06 Maret 2018 09:47:38

Pengembangan Pelaksanaan USBN Sekolah Dasar Tahun 2018

USBN merupakan salah satu evaluasi akhir dari semua rangkaian pembelajaran yang sudah diikuti siswa.

Memasuki akhir tahun pembelajaran semester genap, guru dan sekolah memiliki agenda rutin yang harus diikuti oleh semua satuan pendidikan di Indonesia. Ujian Sekolah Berstandar Nasional atau USBN merupakan salah satu evaluasi akhir dari semua rangkaian pembelajaran yang sudah diikuti siswa. Tahun ini USBN mengalami pengembangan, yakni sebanyak 75 sampai dengan 80 persen soal USBN bagi jenjang Sekolah Dasar (SD) disiapkan oleh guru mata pelajaran kemudian dikonsolidasikan dengan Kelompok Kerja Guru (KKG). Seperti yang disampaikan oleh Menteri Pendidikan dan Kebudayaan Muhadjir Effendy bahwa perakitan soal USBN seratus persen dilaksanakan oleh guru-guru mata pelajaran di tingkat KKG atau Musyawarah Guru Mata Pelajaran (MGMP).

Mata Pelajaran dalam USBN SD

Bagi jenjang SD, mata pelajaran yang diikutsertakan dalam USBN ada tiga, yakni Bahasa Indonesia, Ilmu Pengetahuan Alam, dan Matematika. Setiap mata pelajaran berisikan 90 persen soal pilihan ganda dan 10 persen soal esai. Untuk pelaksanaan USBN tahun ini penyusunan soal melibatkan guru dari berbagai sekolah untuk membuat butir-butir soal sebanyak 75 sampai 80 persen, kemudian 20 hingga 25 persen soal akan disiapkan oleh pusat. Soal tersebut selanjutnya diperiksa dan dirakit bersama oleh KKG dan MGMP di bawah koordinasi Dinas Pendidikan Provinsi/Kabupaten/Kota/Kanwil/Kantor Kemenag serta berdasarkan standar dan kisi-kisi yang telah ditetapkan oleh BSNP.

Menurut keterangan Totok Suprayitno selaku Kepala Badan Penelitian dan Pengembangan (Balitbang) bahwa pelajaran yang diujikan sebelumnya telah diujikan dalam Ujian Sekolah (US), sedangkan untuk mata pelajaran Pendidikan Agama, Pendidikan Pancasila dan Kewarganegaraan (PPKn), Ilmu Pengetahuan Sosial (IPS), Seni Budaya dan Keterampilan, Pendidikan Jasmani dan Kesehatan (Penjaskes) dan Olahraga naskah soal ujian seratus persen disiapkan oleh sekolah. Berbeda dengan sekolah regular, pengembangan USBN tahun 2018 untuk kesetaraan program Paket A terdapat lima mata pelajaran yang diujikan dalam USBN diantaranya adalah Bahasa Indonesia, Matematika, IPA, IPS, dan PPKn.

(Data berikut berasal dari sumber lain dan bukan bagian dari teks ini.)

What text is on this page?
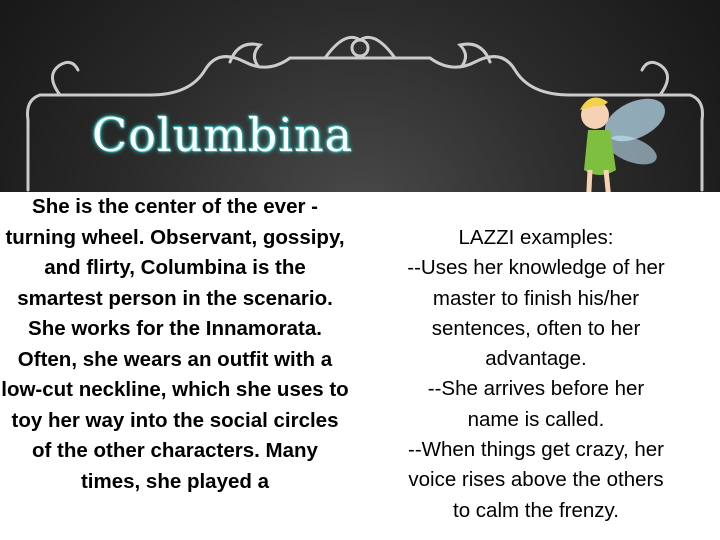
Columbina

She is the center of the ever -turning wheel. Observant, gossipy, and flirty, Columbina is the smartest person in the scenario. She works for the Innamorata. Often, she wears an outfit with a low-cut neckline, which she uses to toy her way into the social circles of the other characters. Many times, she played a

LAZZI examples:
--Uses her knowledge of her
master to finish his/her
sentences, often to her
advantage.
--She arrives before her
name is called.
--When things get crazy, her
voice rises above the others
to calm the frenzy.
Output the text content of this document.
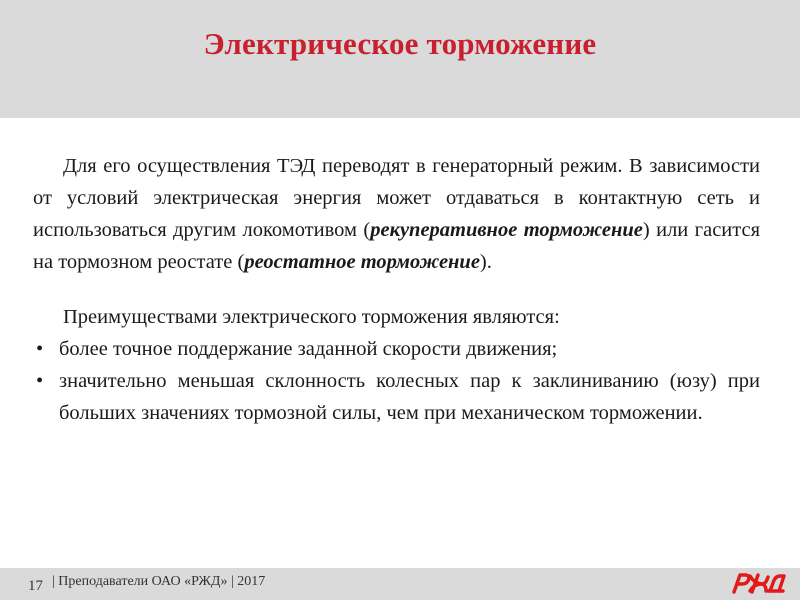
Электрическое торможение

Для его осуществления ТЭД переводят в генераторный режим. В зависимости от условий электрическая энергия может отдаваться в контактную сеть и использоваться другим локомотивом (рекуперативное торможение) или гасится на тормозном реостате (реостатное торможение).

Преимуществами электрического торможения являются:

• более точное поддержание заданной скорости движения;
• значительно меньшая склонность колесных пар к заклиниванию (юзу) при больших значениях тормозной силы, чем при механическом торможении.
17 | Преподаватели ОАО «РЖД» | 2017
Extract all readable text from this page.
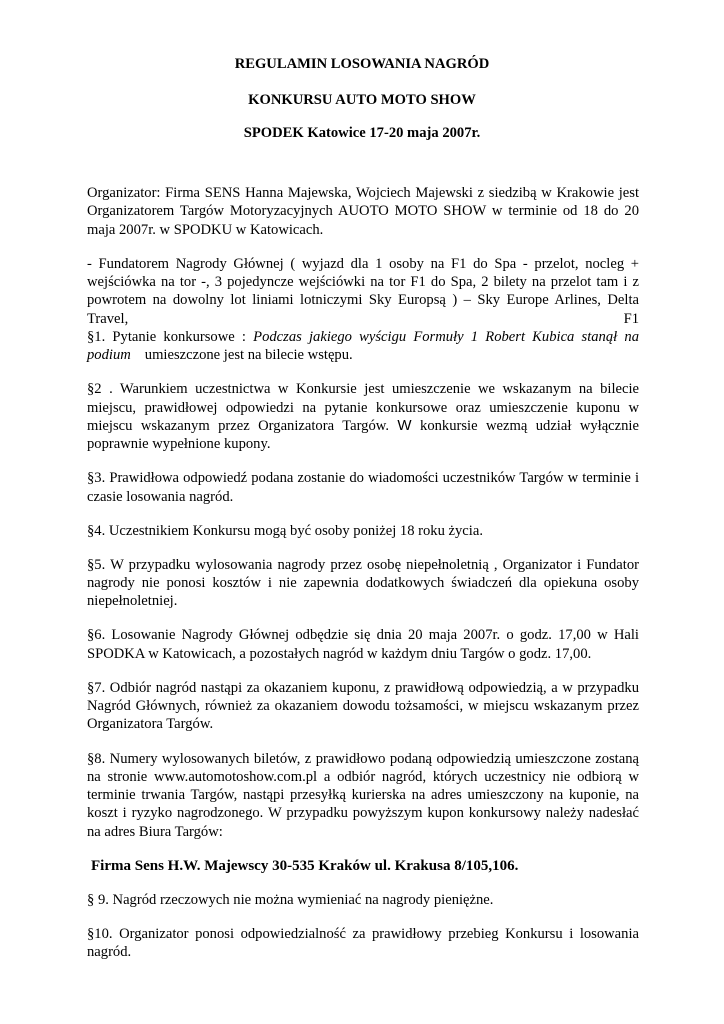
REGULAMIN LOSOWANIA NAGRÓD
KONKURSU AUTO MOTO SHOW
SPODEK Katowice 17-20 maja 2007r.
Organizator: Firma SENS Hanna Majewska, Wojciech Majewski z siedzibą w Krakowie jest
Organizatorem Targów Motoryzacyjnych AUOTO MOTO SHOW w terminie od 18 do 20
maja 2007r. w SPODKU w Katowicach.
- Fundatorem Nagrody Głównej ( wyjazd dla 1 osoby na F1 do Spa - przelot, nocleg +
wejściówka na tor -, 3 pojedyncze wejściówki na tor F1 do Spa, 2 bilety na przelot tam i z
powrotem na dowolny lot liniami lotniczymi Sky Europsą ) – Sky Europe Arlines, Delta
Travel,	F1
§1. Pytanie konkursowe : Podczas jakiego wyścigu Formuły 1 Robert Kubica stanął na
podium umieszczone jest na bilecie wstępu.
§2 . Warunkiem uczestnictwa w Konkursie jest umieszczenie we wskazanym na bilecie
miejscu, prawidłowej odpowiedzi na pytanie konkursowe oraz umieszczenie kuponu w
miejscu wskazanym przez Organizatora Targów. W konkursie wezmą udział wyłącznie
poprawnie wypełnione kupony.
§3. Prawidłowa odpowiedź podana zostanie do wiadomości uczestników Targów w terminie i
czasie losowania nagród.
§4. Uczestnikiem Konkursu mogą być osoby poniżej 18 roku życia.
§5. W przypadku wylosowania nagrody przez osobę niepełnoletnią , Organizator i Fundator
nagrody nie ponosi kosztów i nie zapewnia dodatkowych świadczeń dla opiekuna osoby
niepełnoletniej.
§6. Losowanie Nagrody Głównej odbędzie się dnia 20 maja 2007r. o godz. 17,00 w Hali
SPODKA w Katowicach, a pozostałych nagród w każdym dniu Targów o godz. 17,00.
§7. Odbiór nagród nastąpi za okazaniem kuponu, z prawidłową odpowiedzią, a w przypadku
Nagród Głównych, również za okazaniem dowodu tożsamości, w miejscu wskazanym przez
Organizatora Targów.
§8. Numery wylosowanych biletów, z prawidłowo podaną odpowiedzią umieszczone zostaną
na stronie www.automotoshow.com.pl a odbiór nagród, których uczestnicy nie odbiorą w
terminie trwania Targów, nastąpi przesyłką kurierska na adres umieszczony na kuponie, na
koszt i ryzyko nagrodzonego. W przypadku powyższym kupon konkursowy należy nadesłać
na adres Biura Targów:
Firma Sens H.W. Majewscy 30-535 Kraków ul. Krakusa 8/105,106.
§ 9. Nagród rzeczowych nie można wymieniać na nagrody pieniężne.
§10. Organizator ponosi odpowiedzialność za prawidłowy przebieg Konkursu i losowania
nagród.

Sedangkan pada Ujian Sekolah (US) yang diujikan adalah Pendidikan Agama, Seni Budaya dan Keterampilan, serta Penjaskes dan Olahraga.

Peran USBN dalam Meningkatkan Kompetensi Guru

Posisi USBN sangatlah strategis, terlebih sejak Ujian Nasional (UN) sudah bukan lagi penentu kelulusan siswa. Dengan adanya USBN ini bermanfaat untuk meningkatkan kompetensi guru dan pencapaian kompetensi kelulusan. Peran guru dalam evaluasi belajar sangatlah penting, karena sudah lama guru tidak terbiasa membuat alat evaluasi hasil belajar sendiri. USBN bisa mendorong revitalisasi sekolah dan peran guru di mana guru akan semakin paham tentang standar isi, standar evaluasi, terutama standar kompetensi lulusan yang diharapkan. Jadi bukan hanya sekedar apa yang diajarkan guru namun apa yang harus dimiliki oleh siswa saat dinyatakan lulus.

Adapun upaya pemerintah untuk melaksakan pembaruan USBN yakni melalui Pelaksana Tugas (Plt.) Direktur Jenderal Guru dan Tenaga Kependidikan (Dirjen GTK), Hamid Muhammad dengan mengadakan pelatihan guru-guru di level KKG dan MMGP di kabupaten/kota untuk menyusun soal-soal ujian yang dapat digunakan sebagai evaluasi belajar peserta didik. Hal tersebut menjadi bekal kemampuan guru untuk meningkatkan kompetensi dalam membuat sebuah evaluasi pembelajaran bagi peserta didiknya. Sehingga cita-cita pembaruan USBN dapat tercapai.